If the disciplinary board concluded that a rape allegation against a doctor was unfounded, Scarpulla said she would also defer to that decision.

Kathleen Roberts, an attorney from the San Francisco-based Center for Law & Accountability, said that the board would have actually conducted an investigation in that hypothetical situation. Leso never came under such scrutiny, Roberts said, despite the evidence Reisner provided against him from the Senate Armed Services Committee Report and the log of al-Qahtani's interrogation.

Reisner has both a moral objection against Leso and a "property interest" in the value of his own psychology license, Roberts said, arguing that such value has been "diminished" by its association with Leso's abuses.

"That is so speculative," Scarpulla said, waving off the argument with her hand.

The assistant attorney general also bristled at the remark. "You haven't been harmed. ... Period," Hershler said.

He added that Leso was trying to prevent another attack like Sept. 11.

After the hearing, Roberts lamented that the argument that Leso was outside of the investigator's jurisdiction broadens "the zone of immunity and impunity for any psychologist not working in an institutional setting."

Reisner, a senior faculty member and supervisor of the International Trauma Studies Program, told reporters that the jurisdictional argument took a limited view of provider-client relationships.
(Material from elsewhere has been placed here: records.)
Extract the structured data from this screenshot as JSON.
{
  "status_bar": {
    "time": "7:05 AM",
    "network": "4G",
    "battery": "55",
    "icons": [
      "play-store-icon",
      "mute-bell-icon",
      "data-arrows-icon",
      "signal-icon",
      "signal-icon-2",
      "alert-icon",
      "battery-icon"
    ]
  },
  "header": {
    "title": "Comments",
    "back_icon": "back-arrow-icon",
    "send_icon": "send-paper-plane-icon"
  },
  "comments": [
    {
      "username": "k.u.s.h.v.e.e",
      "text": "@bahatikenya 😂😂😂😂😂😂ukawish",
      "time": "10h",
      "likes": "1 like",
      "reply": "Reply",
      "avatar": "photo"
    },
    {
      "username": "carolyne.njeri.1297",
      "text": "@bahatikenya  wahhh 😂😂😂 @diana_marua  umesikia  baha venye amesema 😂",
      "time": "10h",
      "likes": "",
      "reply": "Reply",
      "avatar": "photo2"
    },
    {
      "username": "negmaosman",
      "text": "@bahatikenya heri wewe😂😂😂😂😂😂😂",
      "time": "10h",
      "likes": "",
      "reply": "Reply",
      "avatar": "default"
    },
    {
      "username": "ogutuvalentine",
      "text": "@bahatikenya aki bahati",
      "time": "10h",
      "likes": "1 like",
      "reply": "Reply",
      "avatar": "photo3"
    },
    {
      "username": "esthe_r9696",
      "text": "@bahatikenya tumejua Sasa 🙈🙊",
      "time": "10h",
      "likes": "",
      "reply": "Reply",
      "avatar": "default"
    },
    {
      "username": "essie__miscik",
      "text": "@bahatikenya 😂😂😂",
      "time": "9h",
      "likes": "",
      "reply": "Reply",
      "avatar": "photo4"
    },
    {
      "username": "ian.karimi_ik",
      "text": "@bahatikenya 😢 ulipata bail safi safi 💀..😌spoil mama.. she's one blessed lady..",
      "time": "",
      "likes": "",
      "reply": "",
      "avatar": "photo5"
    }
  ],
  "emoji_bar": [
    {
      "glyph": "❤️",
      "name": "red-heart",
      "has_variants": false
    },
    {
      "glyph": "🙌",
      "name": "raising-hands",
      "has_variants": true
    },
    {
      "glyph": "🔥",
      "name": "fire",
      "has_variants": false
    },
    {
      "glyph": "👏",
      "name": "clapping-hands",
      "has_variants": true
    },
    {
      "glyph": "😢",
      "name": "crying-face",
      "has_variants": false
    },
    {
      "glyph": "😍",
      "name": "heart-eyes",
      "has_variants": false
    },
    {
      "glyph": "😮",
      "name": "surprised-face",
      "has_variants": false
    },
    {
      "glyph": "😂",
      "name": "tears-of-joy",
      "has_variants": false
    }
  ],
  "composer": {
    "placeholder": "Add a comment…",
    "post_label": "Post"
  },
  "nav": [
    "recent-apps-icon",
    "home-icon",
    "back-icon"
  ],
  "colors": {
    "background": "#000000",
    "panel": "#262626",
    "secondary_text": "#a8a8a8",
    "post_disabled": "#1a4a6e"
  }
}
When psychologists work for institutions, the institution is the client, Reisner said.

"What I don't think [Scarpulla] appreciated is that medical professionals have a different set of standards," Reisner said. "It doesn't matter whether the United States brought charges [against Leso]. The issue is whether he violated ethics."

Standing next to Reisner, Allan Keller, director of Bellevue/NYU Program for Survivors of Torture, added that the jurisdictional argument "flies in the face of common sense," saying that Leso's work at Guantanamo has "everything to do with applying his expertise as a psychologist."

Keller said that New York State Assemblyman Richard Gottfried, D-Manhattan, introduced an anti-torture bill to address the "very real need to codify" investigations of psychologists who allegedly abuse their positions.

Roberts declined to speculate on how such a bill, in its final form, could affect her client's request. But she said she expects that Scarpulla will find that such an investigation is needed after reviewing the case, despite its tepid reception at the hearing.